Herrington William, Staplin Natalie, Judge Parminder K, Mafham Marion, Emberson Jonathan, Haynes Richard, Wheeler David C, Walker Robert, Tomson Charlie, Agodoa Larry, Wiecek Andrzej, Lewington Sarah, Reith Christina A, Landray Martin J, Baigent Colin
From the Clinical Trial Service Unit and Epidemiological Studies Unit (CTSU), (W.H., N.S., P.K.J., M.M., J.E., R.H., S.L., C.A.R., M.J.L., C.B.) and Medical Research Council-Population Health Research Unit (MRC-PHRU) (P.K.J., J.E., R.H., S.L., C.B.), Nuffield Department of Population Health (NDPH), University of Oxford, United Kingdom; Centre for Nephrology, University College London, United Kingdom (D.C.W.); Dunedin School of Medicine, University of Otago, New Zealand (R.W.); Newcastle-upon-Tyne Hospitals NHS Foundation Trust, United Kingdom (C.T.); National Institute of Diabetes and Digestive and Kidney Diseases, National Institutes of Health, Bethesda, MD (L.A.); and Department of Nephrology, Transplantation and Internal Medicine, Medical University of Silesia, Katowice, Poland (A.W.).
Hypertension. 2017 Feb;69(2):314-322. doi: 10.1161/HYPERTENSIONAHA.116.08386. Epub 2016 Dec 27.
Among those with moderate-to-advanced chronic kidney disease, the relationship between blood pressure (BP) and cardiovascular disease seems U shaped but is loglinear in apparently healthy adults. The SHARP (Study of Heart and Renal Protection) randomized 9270 patients with chronic kidney disease to ezetimibe/simvastatin versus matching placebo and measured BP at each follow-up visit. Cox regression was used to assess the association between BP and risk of cardiovascular disease among (1) those with a self-reported history of cardiovascular disease and (2) those with no such history and, based on plasma troponin-I concentration, a low probability of subclinical cardiac disease. A total of 8666 participants had a valid baseline BP and troponin-I measurement, and 2188 had at least 1 cardiovascular event during follow-up. After adjustment for relevant confounders, the association between systolic BP and cardiovascular events was U shaped, but among participants without evidence of previous cardiovascular disease, there was a positive loglinear association throughout the range of values studied. Among those with the lowest probability of subclinical cardiac disease, each 10 mm Hg higher systolic BP corresponded to a 27% increased risk of cardiovascular disease (hazard ratio, 1.27; 95% confidence interval, 1.11-1.44). In contrast, the relationship between diastolic BP and cardiovascular risk remained U shaped irrespective of cardiovascular disease history or risk of subclinical disease.

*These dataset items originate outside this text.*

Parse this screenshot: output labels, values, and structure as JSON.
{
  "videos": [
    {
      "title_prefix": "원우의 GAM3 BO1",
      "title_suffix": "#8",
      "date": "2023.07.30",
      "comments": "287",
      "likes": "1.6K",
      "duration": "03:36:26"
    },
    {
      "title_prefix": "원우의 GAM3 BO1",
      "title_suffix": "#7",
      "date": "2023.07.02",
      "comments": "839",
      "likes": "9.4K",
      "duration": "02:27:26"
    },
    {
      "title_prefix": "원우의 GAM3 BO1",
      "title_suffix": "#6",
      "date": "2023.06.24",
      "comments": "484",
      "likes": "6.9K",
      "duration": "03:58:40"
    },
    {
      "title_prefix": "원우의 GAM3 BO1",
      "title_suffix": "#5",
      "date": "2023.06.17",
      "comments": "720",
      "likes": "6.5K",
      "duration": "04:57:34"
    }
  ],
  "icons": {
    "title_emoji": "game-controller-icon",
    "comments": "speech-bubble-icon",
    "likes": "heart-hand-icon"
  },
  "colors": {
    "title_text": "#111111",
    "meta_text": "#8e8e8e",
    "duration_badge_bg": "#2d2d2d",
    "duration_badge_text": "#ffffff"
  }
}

In conclusion, the lack of a clear association between systolic BP and cardiovascular risk in this population seems attributable to confounding, suggesting that more intensive systolic BP reduction may be beneficial in such patients.
URL: http://www.clinicaltrials.gov. Unique identifier: NCT00125593.

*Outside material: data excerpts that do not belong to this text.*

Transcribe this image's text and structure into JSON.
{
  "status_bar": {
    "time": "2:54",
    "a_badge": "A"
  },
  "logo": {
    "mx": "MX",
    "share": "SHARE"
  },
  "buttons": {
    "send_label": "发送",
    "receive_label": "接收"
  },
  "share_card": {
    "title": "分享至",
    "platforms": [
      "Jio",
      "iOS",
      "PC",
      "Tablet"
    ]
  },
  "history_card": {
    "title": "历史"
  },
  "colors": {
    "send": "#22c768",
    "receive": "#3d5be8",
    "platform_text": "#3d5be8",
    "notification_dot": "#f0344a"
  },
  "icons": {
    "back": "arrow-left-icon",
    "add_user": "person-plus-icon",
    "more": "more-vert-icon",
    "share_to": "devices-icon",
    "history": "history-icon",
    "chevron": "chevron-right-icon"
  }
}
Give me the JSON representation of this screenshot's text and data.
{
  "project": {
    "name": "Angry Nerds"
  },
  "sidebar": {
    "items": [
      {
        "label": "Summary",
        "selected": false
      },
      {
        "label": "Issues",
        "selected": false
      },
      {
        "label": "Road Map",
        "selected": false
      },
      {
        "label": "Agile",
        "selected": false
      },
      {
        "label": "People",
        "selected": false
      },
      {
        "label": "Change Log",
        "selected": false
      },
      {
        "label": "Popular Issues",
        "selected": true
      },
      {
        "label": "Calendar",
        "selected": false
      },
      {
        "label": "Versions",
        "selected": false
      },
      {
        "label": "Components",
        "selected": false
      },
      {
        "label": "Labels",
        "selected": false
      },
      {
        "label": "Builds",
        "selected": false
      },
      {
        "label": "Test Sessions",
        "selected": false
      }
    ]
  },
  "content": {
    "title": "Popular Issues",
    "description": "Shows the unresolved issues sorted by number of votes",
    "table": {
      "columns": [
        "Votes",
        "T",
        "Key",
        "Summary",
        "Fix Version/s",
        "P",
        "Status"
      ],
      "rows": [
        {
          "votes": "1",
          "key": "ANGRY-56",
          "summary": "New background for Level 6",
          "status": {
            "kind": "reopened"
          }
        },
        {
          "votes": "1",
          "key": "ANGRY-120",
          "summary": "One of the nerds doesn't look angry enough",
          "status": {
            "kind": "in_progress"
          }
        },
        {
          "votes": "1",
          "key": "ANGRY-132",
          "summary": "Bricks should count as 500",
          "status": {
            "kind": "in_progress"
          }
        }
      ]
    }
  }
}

在中重度慢性肾脏病患者中,血压(BP)与心血管疾病之间的关系似乎呈U形,但在明显健康的成年人中呈对数线性关系。心脏和肾脏保护研究(SHARP)将9270例慢性肾脏病患者随机分为依折麦布/辛伐他汀组和匹配的安慰剂组,并在每次随访时测量血压。采用Cox回归评估(1)有心血管疾病自我报告史的患者和(2)无此类病史且根据血浆肌钙蛋白I浓度判断亚临床心脏病可能性低的患者中,血压与心血管疾病风险之间的关联。共有8666名参与者进行了有效的基线血压和肌钙蛋白I测量,2188名参与者在随访期间至少发生1次心血管事件。在调整相关混杂因素后,收缩压与心血管事件之间的关联呈U形,但在无既往心血管疾病证据的参与者中,在所研究的整个血压值范围内存在正对数线性关联。在亚临床心脏病可能性最低的患者中,收缩压每升高10 mmHg,心血管疾病风险增加27%(风险比,1.27;95%置信区间,1.11 - 1.44)。相比之下,舒张压与心血管风险之间的关系无论心血管疾病史或亚临床疾病风险如何均保持U形。总之,该人群中收缩压与心血管风险之间缺乏明确关联似乎归因于混杂因素,这表明更积极地降低收缩压可能对此类患者有益。